Former FTC, CFPB Officials: Privacy Laws Can Regulate AI Chatbots

“There is no law that exempts AI,” opens the guide. “As enforcers work to apply laws to emergent tech, including AI chatbots, this reference guide is designed to highlight ways to tackle these issues using longstanding precedent on unprecedented harms.” The paper’s authors include Sam Levine, former FTC Consumer Protection director; Stephanie Nguyen, former FTC chief technologist; and Erie Meyer, former CFPB chief technologist.

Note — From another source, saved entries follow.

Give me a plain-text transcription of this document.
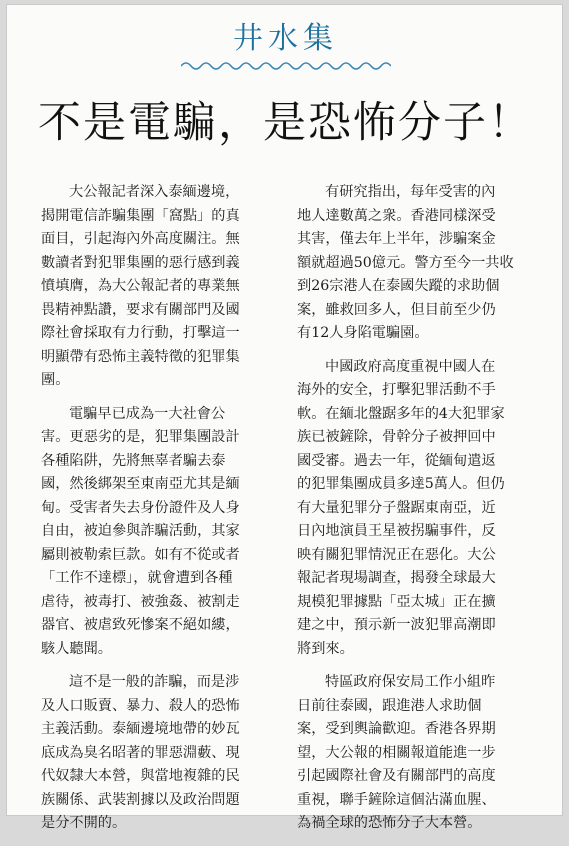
井水集
不是電騙，是恐怖分子！

大公報記者深入泰緬邊境，
揭開電信詐騙集團「窩點」的真
面目，引起海內外高度關注。無
數讀者對犯罪集團的惡行感到義
憤填膺，為大公報記者的專業無
畏精神點讚，要求有關部門及國
際社會採取有力行動，打擊這一
明顯帶有恐怖主義特徵的犯罪集
團。

電騙早已成為一大社會公
害。更惡劣的是，犯罪集團設計
各種陷阱，先將無辜者騙去泰
國，然後綁架至東南亞尤其是緬
甸。受害者失去身份證件及人身
自由，被迫參與詐騙活動，其家
屬則被勒索巨款。如有不從或者
「工作不達標」，就會遭到各種
虐待，被毒打、被強姦、被割走
器官、被虐致死慘案不絕如縷，
駭人聽聞。

這不是一般的詐騙，而是涉
及人口販賣、暴力、殺人的恐怖
主義活動。泰緬邊境地帶的妙瓦
底成為臭名昭著的罪惡淵藪、現
代奴隸大本營，與當地複雜的民
族關係、武裝割據以及政治問題
是分不開的。

有研究指出，每年受害的內
地人達數萬之衆。香港同樣深受
其害，僅去年上半年，涉騙案金
額就超過50億元。警方至今一共收
到26宗港人在泰國失蹤的求助個
案，雖救回多人，但目前至少仍
有12人身陷電騙園。

中國政府高度重視中國人在
海外的安全，打擊犯罪活動不手
軟。在緬北盤踞多年的4大犯罪家
族已被鏟除，骨幹分子被押回中
國受審。過去一年，從緬甸遣返
的犯罪集團成員多達5萬人。但仍
有大量犯罪分子盤踞東南亞，近
日內地演員王星被拐騙事件，反
映有關犯罪情況正在惡化。大公
報記者現場調查，揭發全球最大
規模犯罪據點「亞太城」正在擴
建之中，預示新一波犯罪高潮即
將到來。

特區政府保安局工作小組昨
日前往泰國，跟進港人求助個
案，受到輿論歡迎。香港各界期
望，大公報的相關報道能進一步
引起國際社會及有關部門的高度
重視，聯手鏟除這個沾滿血腥、
為禍全球的恐怖分子大本營。
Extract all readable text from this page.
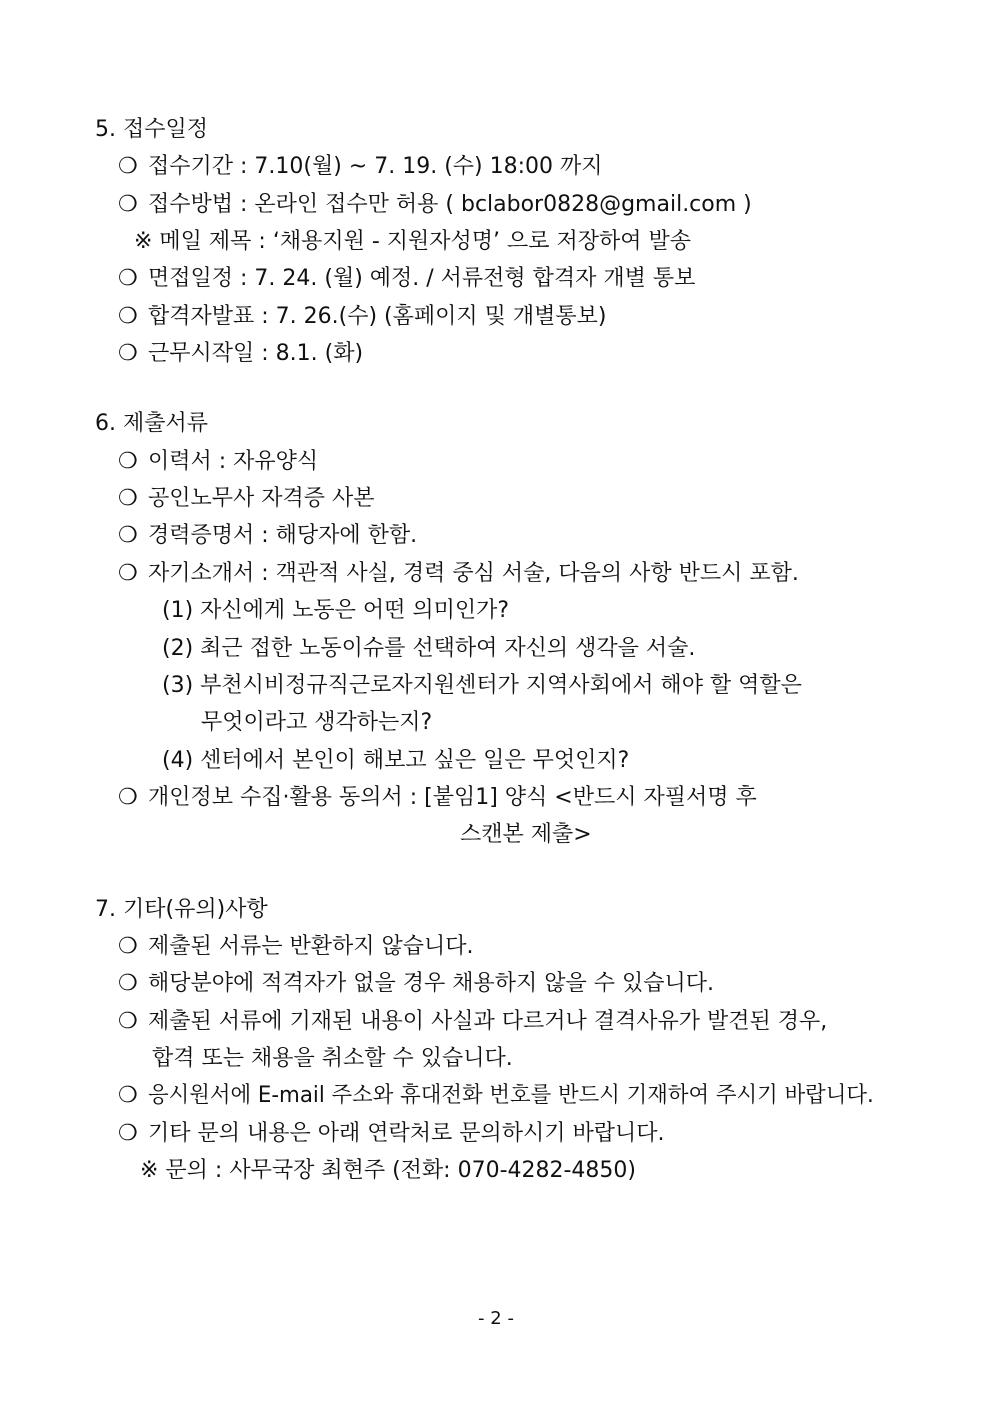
5. 접수일정
❍ 접수기간 : 7.10(월) ~ 7. 19. (수) 18:00 까지
❍ 접수방법 : 온라인 접수만 허용 ( bclabor0828@gmail.com )
※ 메일 제목 : ‘채용지원 - 지원자성명’ 으로 저장하여 발송
❍ 면접일정 : 7. 24. (월) 예정. / 서류전형 합격자 개별 통보
❍ 합격자발표 : 7. 26.(수) (홈페이지 및 개별통보)
❍ 근무시작일 : 8.1. (화)
6. 제출서류
❍ 이력서 : 자유양식
❍ 공인노무사 자격증 사본
❍ 경력증명서 : 해당자에 한함.
❍ 자기소개서 : 객관적 사실, 경력 중심 서술, 다음의 사항 반드시 포함.
(1) 자신에게 노동은 어떤 의미인가?
(2) 최근 접한 노동이슈를 선택하여 자신의 생각을 서술.
(3) 부천시비정규직근로자지원센터가 지역사회에서 해야 할 역할은
무엇이라고 생각하는지?
(4) 센터에서 본인이 해보고 싶은 일은 무엇인지?
❍ 개인정보 수집·활용 동의서 : [붙임1] 양식 <반드시 자필서명 후
스캔본 제출>
7. 기타(유의)사항
❍ 제출된 서류는 반환하지 않습니다.
❍ 해당분야에 적격자가 없을 경우 채용하지 않을 수 있습니다.
❍ 제출된 서류에 기재된 내용이 사실과 다르거나 결격사유가 발견된 경우,
합격 또는 채용을 취소할 수 있습니다.
❍ 응시원서에 E-mail 주소와 휴대전화 번호를 반드시 기재하여 주시기 바랍니다.
❍ 기타 문의 내용은 아래 연락처로 문의하시기 바랍니다.
※ 문의 : 사무국장 최현주 (전화: 070-4282-4850)
- 2 -
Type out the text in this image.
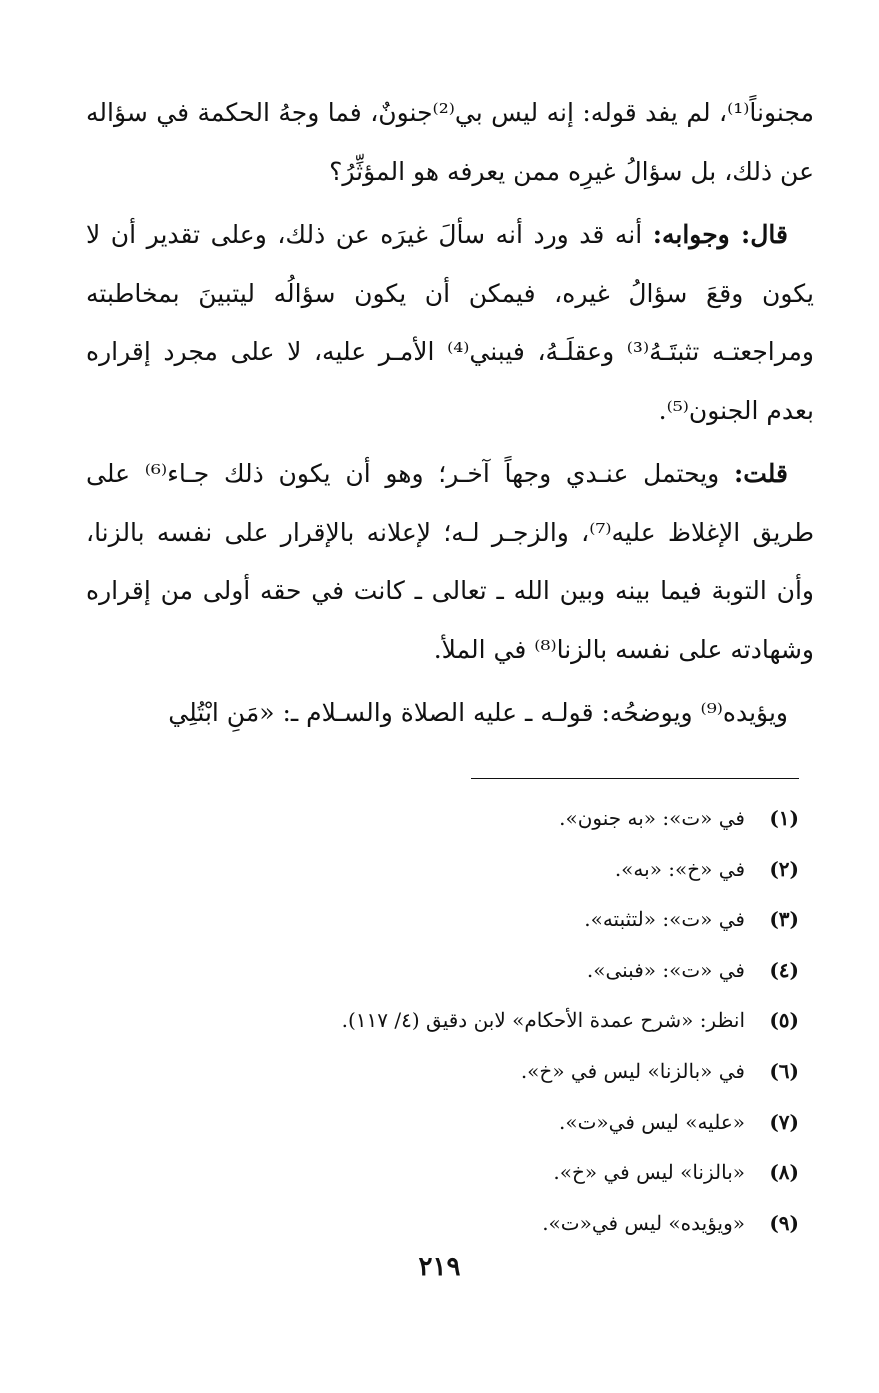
مجنوناً⁽¹⁾، لم يفد قوله: إنه ليس بي⁽²⁾جنونٌ، فما وجهُ الحكمة في سؤاله عن ذلك، بل سؤالُ غيرِه ممن يعرفه هو المؤثِّرُ؟

قال: وجوابه: أنه قد ورد أنه سألَ غيرَه عن ذلك، وعلى تقدير أن لا يكون وقعَ سؤالُ غيره، فيمكن أن يكون سؤالُه ليتبينَ بمخاطبته ومراجعتـه تثبتَـهُ⁽³⁾ وعقلَـهُ، فيبني⁽⁴⁾ الأمـر عليه، لا على مجرد إقراره بعدم الجنون⁽⁵⁾.

قلت: ويحتمل عنـدي وجهاً آخـر؛ وهو أن يكون ذلك جـاء⁽⁶⁾ على طريق الإغلاظ عليه⁽⁷⁾، والزجـر لـه؛ لإعلانه بالإقرار على نفسه بالزنا، وأن التوبة فيما بينه وبين الله ـ تعالى ـ كانت في حقه أولى من إقراره وشهادته على نفسه بالزنا⁽⁸⁾ في الملأ.

ويؤيده⁽⁹⁾ ويوضحُه: قولـه ـ عليه الصلاة والسـلام ـ: «مَنِ ابْتُلِي

(١)في «ت»: «به جنون».
(٢)في «خ»: «به».
(٣)في «ت»: «لتثبته».
(٤)في «ت»: «فبنى».
(٥)انظر: «شرح عمدة الأحكام» لابن دقيق (٤/ ١١٧).
(٦)في «بالزنا» ليس في «خ».
(٧)«عليه» ليس في«ت».
(٨)«بالزنا» ليس في «خ».
(٩)«ويؤيده» ليس في«ت».
٢١٩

As examples of existing legal frameworks to regulate AI, the guide highlights COPPA’s requirements for data collection, retention and parental consent, as well as state privacy laws’ restrictions about children related to targeted ads and sharing or selling data. The paper also notes that states and the FTC can use unfair or deceptive acts or practices authorities, and that states are developing legislation about AI mental health tools and companion chatbots.

“For years, federal policymakers let Big Tech police itself -- allowing sweeping data collection with little oversight,” said Levine, now a senior fellow at the University of California-Berkeley Center for Consumer Law & Economic Justice. “With the same pattern now emerging around AI, states are once again leading the charge to safeguard privacy."

Nguyen, now senior fellow at the Vanderbilt Policy Accelerator, said, “We’re seeing tech companies turning to the same strategies now that they’ve used time and time again: premature launches, rapid deployment, public harm, and quiet rollbacks with no accountability.”

“Companies shouldn’t get a free pass to ignore the law just because they call something ‘AI,’” said Kara Williams, EPIC counsel, in the press release. “The same consumer protection and privacy laws that have existed for years also apply to chatbots, and enforcers can and should use these laws to address the harms that come from tech companies putting out dangerous technologies.”